MAKGED tackles knowledge-graph error detection by orchestrating four LLM-based agents over bidirectional subgraphs, fusing structural cues from a Graph Convolutional Network with semantic cues from an LLM into a unified representation . The framework trains the agents to analyze head- and tail-centric subgraphs through multi-round discussions and majority voting, with a summarizer resolving ties to ensure transparent, traceable decisions. Empirical results on FB15K and WN18RR show state-of-the-art improvements in Accuracy, F1-Score, Precision, and Recall, and its industrial case studies (e.g., China Mobile) demonstrate practical value for domain-specific KGs. The work provides a scalable, interpretable approach to KG quality assurance, with released code and data for reproducibility.

Abstract

Knowledge graphs are widely used in industrial applications, making error detection crucial for ensuring the reliability of downstream applications. Existing error detection methods often fail to effectively utilize fine-grained subgraph information and rely solely on fixed graph structures, while also lacking transparency in their decision-making processes, which results in suboptimal detection performance. In this paper, we propose a novel Multi-Agent framework for Knowledge Graph Error Detection (MAKGED) that utilizes multiple large language models (LLMs) in a collaborative setting. By concatenating fine-grained, bidirectional subgraph embeddings with LLM-based query embeddings during training, our framework integrates these representations to produce four specialized agents. These agents utilize subgraph information from different dimensions to engage in multi-round discussions, thereby improving error detection accuracy and ensuring a transparent decision-making process. Extensive experiments on FB15K and WN18RR demonstrate that MAKGED outperforms state-of-the-art methods, enhancing the accuracy and robustness of KG evaluation. For specific industrial scenarios, our framework can facilitate the training of specialized agents using domain-specific knowledge graphs for error detection, which highlights the potential industrial application value of our framework. Our code and datasets are available at https://github.com/kse-ElEvEn/MAKGED.
Paper Structure (15 sections, 7 equations, 3 figures, 2 tables)
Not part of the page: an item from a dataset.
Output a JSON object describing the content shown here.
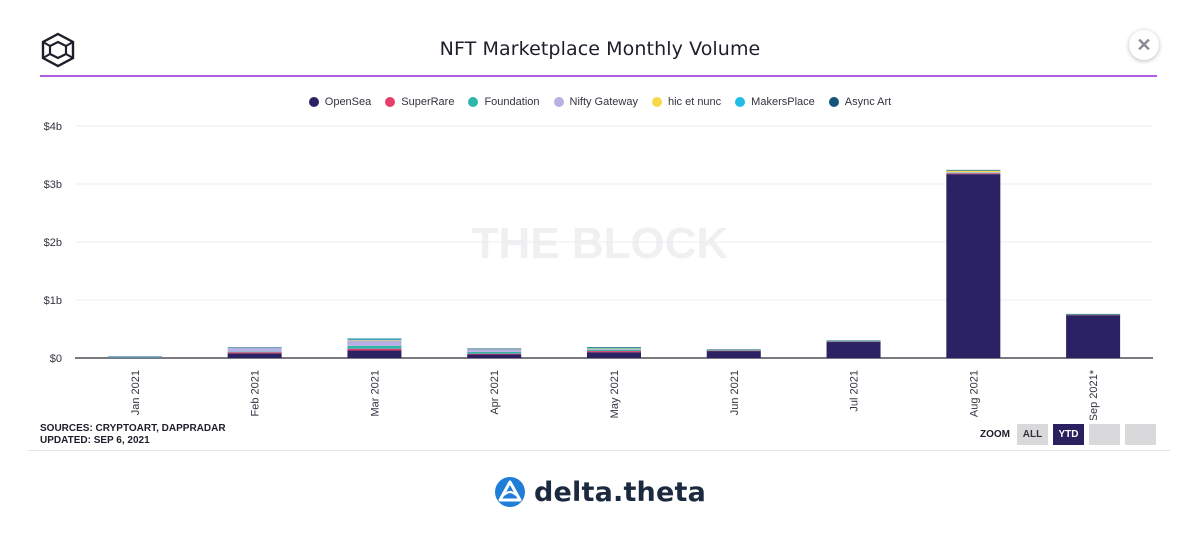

This paper contains 15 sections, 7 equations, 3 figures, 2 tables.

Figures (3)

  • Figure 1: Training method for bidirectional subgraph agents in MAKGED: We first construct bidirectional subgraphs for the head and tail entities of the triple, which are represented as embedding vectors using GCN. These embeddings are then concatenated with the query embeddings of the Llama2 model, resulting in four bidirectional subgraph agents to evaluate the correctness of the triples.
  • Figure 2: This figure illustrates the collaborative decision-making process using multiple agents. In the "analysis" phase, the four agents independently evaluate the triple. If no consensus is reached, they proceed to the "cooperation" phase for discussion. The final decision is made either by majority rule after three rounds of discussion, or by a summarizer in case of a 2-vs-2 tie.
  • Figure 3: The figure shows an example of using our framework on the China Mobile business scenario knowledge graph. We compare the evaluation results of the original Llama2 model without subgraph fine-tuning, a method without multi-agent discussion, and our complete MAKGED framework.